Final Project

Introduction

This analysis will be performed using Exploratory Data Analysis from the Complete Journey dataset and will focus on identifying purchasing trends, demographic patterns related to household size and income, and the impact of specific marketing campaigns (based on their IDs) on candy sales. By uncovering these insights, we aim to provide actionable recommendations to boost candy sales and enhance customer engagement.

Data Used:

Data Tables used from complete Journey:

Transactions
Demographics
Products

Using these datasets, data frames will be created and visualized in various graph styles, which will be explained in detail throughout this report.

Packages Needed:

library(tidyverse)

## ── Attaching core tidyverse packages ──────────────────────── tidyverse 2.0.0 ──
## ✔ dplyr     1.1.4     ✔ readr     2.1.5
## ✔ forcats   1.0.0     ✔ stringr   1.5.1
## ✔ ggplot2   3.5.1     ✔ tibble    3.2.1
## ✔ lubridate 1.9.4     ✔ tidyr     1.3.1
## ✔ purrr     1.0.4     
## ── Conflicts ────────────────────────────────────────── tidyverse_conflicts() ──
## ✖ dplyr::filter() masks stats::filter()
## ✖ dplyr::lag()    masks stats::lag()
## ℹ Use the conflicted package (<http://conflicted.r-lib.org/>) to force all conflicts to become errors

library(ggplot2)
library(scales)

## 
## Attaching package: 'scales'
## 
## The following object is masked from 'package:purrr':
## 
##     discard
## 
## The following object is masked from 'package:readr':
## 
##     col_factor

library(dplyr)
library(completejourney)

## Welcome to the completejourney package!
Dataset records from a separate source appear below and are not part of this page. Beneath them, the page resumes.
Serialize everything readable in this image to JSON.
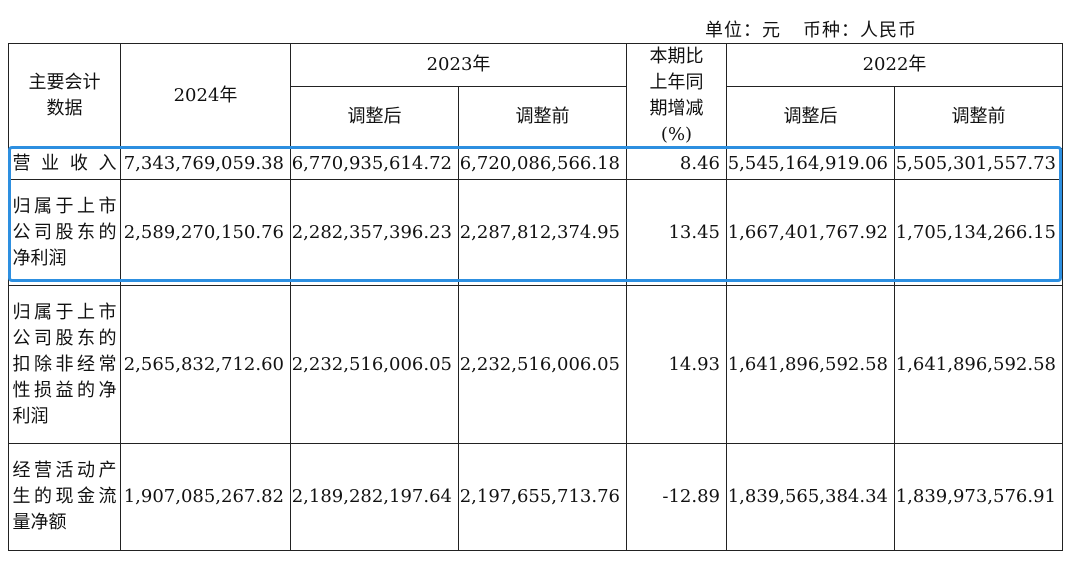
{
  "unit": {
    "unit_label": "单位：元",
    "currency_label": "币种：人民币"
  },
  "table": {
    "header": {
      "item_label": "主要会计数据",
      "y2024": "2024年",
      "y2023": "2023年",
      "change": "本期比上年同期增减(%)",
      "y2022": "2022年",
      "adjusted_after": "调整后",
      "adjusted_before": "调整前"
    },
    "rows": [
      {
        "label": "营业收入",
        "v2024": "7,343,769,059.38",
        "v2023_after": "6,770,935,614.72",
        "v2023_before": "6,720,086,566.18",
        "change": "8.46",
        "v2022_after": "5,545,164,919.06",
        "v2022_before": "5,505,301,557.73"
      },
      {
        "label": "归属于上市公司股东的净利润",
        "v2024": "2,589,270,150.76",
        "v2023_after": "2,282,357,396.23",
        "v2023_before": "2,287,812,374.95",
        "change": "13.45",
        "v2022_after": "1,667,401,767.92",
        "v2022_before": "1,705,134,266.15"
      },
      {
        "label": "归属于上市公司股东的扣除非经常性损益的净利润",
        "v2024": "2,565,832,712.60",
        "v2023_after": "2,232,516,006.05",
        "v2023_before": "2,232,516,006.05",
        "change": "14.93",
        "v2022_after": "1,641,896,592.58",
        "v2022_before": "1,641,896,592.58"
      },
      {
        "label": "经营活动产生的现金流量净额",
        "v2024": "1,907,085,267.82",
        "v2023_after": "2,189,282,197.64",
        "v2023_before": "2,197,655,713.76",
        "change": "-12.89",
        "v2022_after": "1,839,565,384.34",
        "v2022_before": "1,839,973,576.91"
      }
    ]
  },
  "highlight_color": "#2d8fe0"
}
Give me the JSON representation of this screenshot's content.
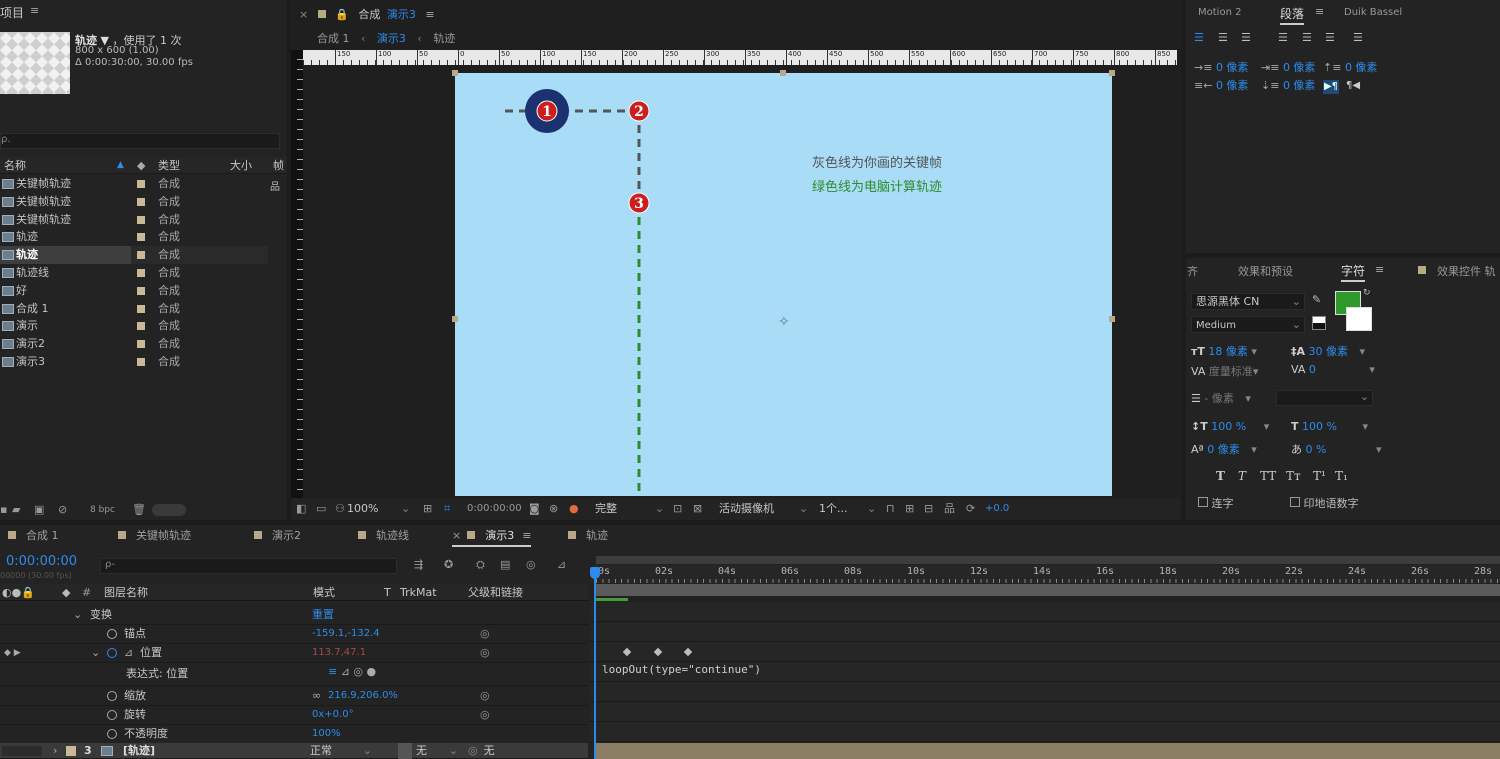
{
  "project": {
    "title": "项目",
    "selected_name": "轨迹",
    "used_text": "，使用了 1 次",
    "dims": "800 x 600 (1.00)",
    "duration": "Δ 0:00:30:00, 30.00 fps",
    "columns": {
      "name": "名称",
      "type": "类型",
      "size": "大小",
      "frame": "帧"
    },
    "items": [
      {
        "name": "关键帧轨迹",
        "type": "合成"
      },
      {
        "name": "关键帧轨迹",
        "type": "合成"
      },
      {
        "name": "关键帧轨迹",
        "type": "合成"
      },
      {
        "name": "轨迹",
        "type": "合成"
      },
      {
        "name": "轨迹",
        "type": "合成",
        "selected": true
      },
      {
        "name": "轨迹线",
        "type": "合成"
      },
      {
        "name": "好",
        "type": "合成"
      },
      {
        "name": "合成 1",
        "type": "合成"
      },
      {
        "name": "演示",
        "type": "合成"
      },
      {
        "name": "演示2",
        "type": "合成"
      },
      {
        "name": "演示3",
        "type": "合成"
      }
    ],
    "bpc": "8 bpc"
  },
  "comp_viewer": {
    "title_prefix": "合成",
    "title_active": "演示3",
    "breadcrumbs": [
      "合成 1",
      "演示3",
      "轨迹"
    ],
    "ruler_labels": [
      "150",
      "100",
      "50",
      "0",
      "50",
      "100",
      "150",
      "200",
      "250",
      "300",
      "350",
      "400",
      "450",
      "500",
      "550",
      "600",
      "650",
      "700",
      "750",
      "800",
      "850"
    ],
    "annotation_gray": "灰色线为你画的关键帧",
    "annotation_green": "绿色线为电脑计算轨迹",
    "markers": [
      "1",
      "2",
      "3"
    ],
    "zoom": "100%",
    "timecode": "0:00:00:00",
    "quality": "完整",
    "camera": "活动摄像机",
    "views": "1个...",
    "exposure": "+0.0",
    "colors": {
      "canvas": "#a9dcf7",
      "gray_line": "#555555",
      "green_line": "#2e8b2e",
      "marker": "#cc1f1f",
      "marker_ring": "#1c3270"
    }
  },
  "paragraph": {
    "tabs": [
      "Motion 2",
      "段落",
      "Duik Bassel"
    ],
    "active_tab": "段落",
    "fields": [
      "0 像素",
      "0 像素",
      "0 像素",
      "0 像素",
      "0 像素"
    ]
  },
  "character": {
    "tabs": [
      "齐",
      "效果和预设",
      "字符",
      "效果控件 轨"
    ],
    "active_tab": "字符",
    "font_family": "思源黑体 CN",
    "font_style": "Medium",
    "font_size": "18 像素",
    "leading": "30 像素",
    "kerning": "度量标准",
    "tracking": "0",
    "stroke": "- 像素",
    "vscale": "100 %",
    "hscale": "100 %",
    "baseline": "0 像素",
    "tsume": "0 %",
    "style_buttons": [
      "T",
      "T",
      "TT",
      "Tт",
      "T¹",
      "T₁"
    ],
    "ligature": "连字",
    "hindi_digits": "印地语数字",
    "fill_color": "#2e9a2e"
  },
  "timeline": {
    "tabs": [
      "合成 1",
      "关键帧轨迹",
      "演示2",
      "轨迹线",
      "演示3",
      "轨迹"
    ],
    "active_tab": "演示3",
    "timecode": "0:00:00:00",
    "fps_sub": "00000 (30.00 fps)",
    "search_placeholder": "ρ-",
    "col_layer_name": "图层名称",
    "col_mode": "模式",
    "col_t": "T",
    "col_trkmat": "TrkMat",
    "col_parent": "父级和链接",
    "rows": {
      "transform": "变换",
      "transform_value": "重置",
      "anchor": "锚点",
      "anchor_value": "-159.1,-132.4",
      "position": "位置",
      "position_value": "113.7,47.1",
      "expression_label": "表达式: 位置",
      "scale": "缩放",
      "scale_value": "216.9,206.0%",
      "rotation": "旋转",
      "rotation_value": "0x+0.0°",
      "opacity": "不透明度",
      "opacity_value": "100%"
    },
    "layer": {
      "num": "3",
      "name": "[轨迹]",
      "mode": "正常",
      "trkmat": "无",
      "parent": "无"
    },
    "expression": "loopOut(type=\"continue\")",
    "time_labels": [
      "00s",
      "02s",
      "04s",
      "06s",
      "08s",
      "10s",
      "12s",
      "14s",
      "16s",
      "18s",
      "20s",
      "22s",
      "24s",
      "26s",
      "28s"
    ]
  }
}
Learn more about these data
## sets at http://bit.ly/completejourney.

library(ggCorpIdent)

## Loading required package: extrafont
## Registering fonts with R
## 
## Attaching package: 'ggCorpIdent'
## 
## The following objects are masked from 'package:ggplot2':
## 
##     ggplot, scale_colour_discrete, scale_fill_discrete

library(plotly)

## 
## Attaching package: 'plotly'
## 
## The following object is masked from 'package:ggplot2':
## 
##     last_plot
## 
## The following object is masked from 'package:stats':
## 
##     filter
## 
## The following object is masked from 'package:graphics':
## 
##     layout

library(reshape2)

## 
## Attaching package: 'reshape2'
## 
## The following object is masked from 'package:tidyr':
## 
##     smiths

library(scales)
library(sunburstR)
library(RColorBrewer) 
library(extrafont)
library(paletteer)

# Tidy up the data into a single dataframe

transactions <- get_transactions()
prod <- products
demo <- demographics
coupon <- coupon_redemptions

df <- transactions %>%
  inner_join(prod) %>%
  inner_join(demo) %>%
  inner_join(coupon)

## Joining with `by = join_by(product_id)`
## Joining with `by = join_by(household_id)`
## Joining with `by = join_by(household_id)`

## Warning in inner_join(., coupon): Detected an unexpected many-to-many relationship between `x` and `y`.
## ℹ Row 3 of `x` matches multiple rows in `y`.
## ℹ Row 1549 of `y` matches multiple rows in `x`.
## ℹ If a many-to-many relationship is expected, set `relationship =
##   "many-to-many"` to silence this warning.

df

df_forcandy <- transactions %>%
  inner_join(prod) %>%
  inner_join(demo)

## Joining with `by = join_by(product_id)`
## Joining with `by = join_by(household_id)`

# bottom 10 products in Grocery
df_grocery <- df_forcandy %>%
  filter(department == "GROCERY") %>%  
  group_by(product_type) %>%
  summarize(total_sales = sum(sales_value, na.rm = TRUE), .groups = "drop") %>%
  arrange(total_sales) 


df_bottom_grocery <- df_grocery %>%
  slice_head(n = 10)

# Plot
ggplot(df_bottom_grocery, aes(x = reorder(product_type, total_sales), y = total_sales)) +
  geom_bar(stat = "identity", fill = "skyblue") +
  coord_flip() + 
  scale_y_continuous(labels = label_comma()) + 
  labs(title = "Lowest-Performing Products in Grocery by Total Sales",
       x = "Product Type",
       y = "Total Sales") +
  theme_minimal() +
  theme(
    axis.text.x = element_text(angle = 45, hjust = 1),  
    axis.text.y = element_text(size = 14),  
    axis.title = element_text(size = 12),  
    axis.title.y = element_text(margin = margin(r = 20))  
  )

Look at the top lowest performing products, we chose to look into candy.

# DF candy
candy_df <- df %>%
  filter(grepl("candy", product_type, ignore.case = TRUE))

# timestamp
candy_df <- candy_df %>%
  mutate(month = month(transaction_timestamp))

# DF monthly quantity
candy_by_month <- candy_df %>%
  group_by(month) %>%
  summarise(quantity = sum(quantity, na.rm = TRUE)) %>%
  ungroup()

candy_by_month <- candy_by_month %>%
  mutate(month_name = factor(month.name[month], levels = month.name))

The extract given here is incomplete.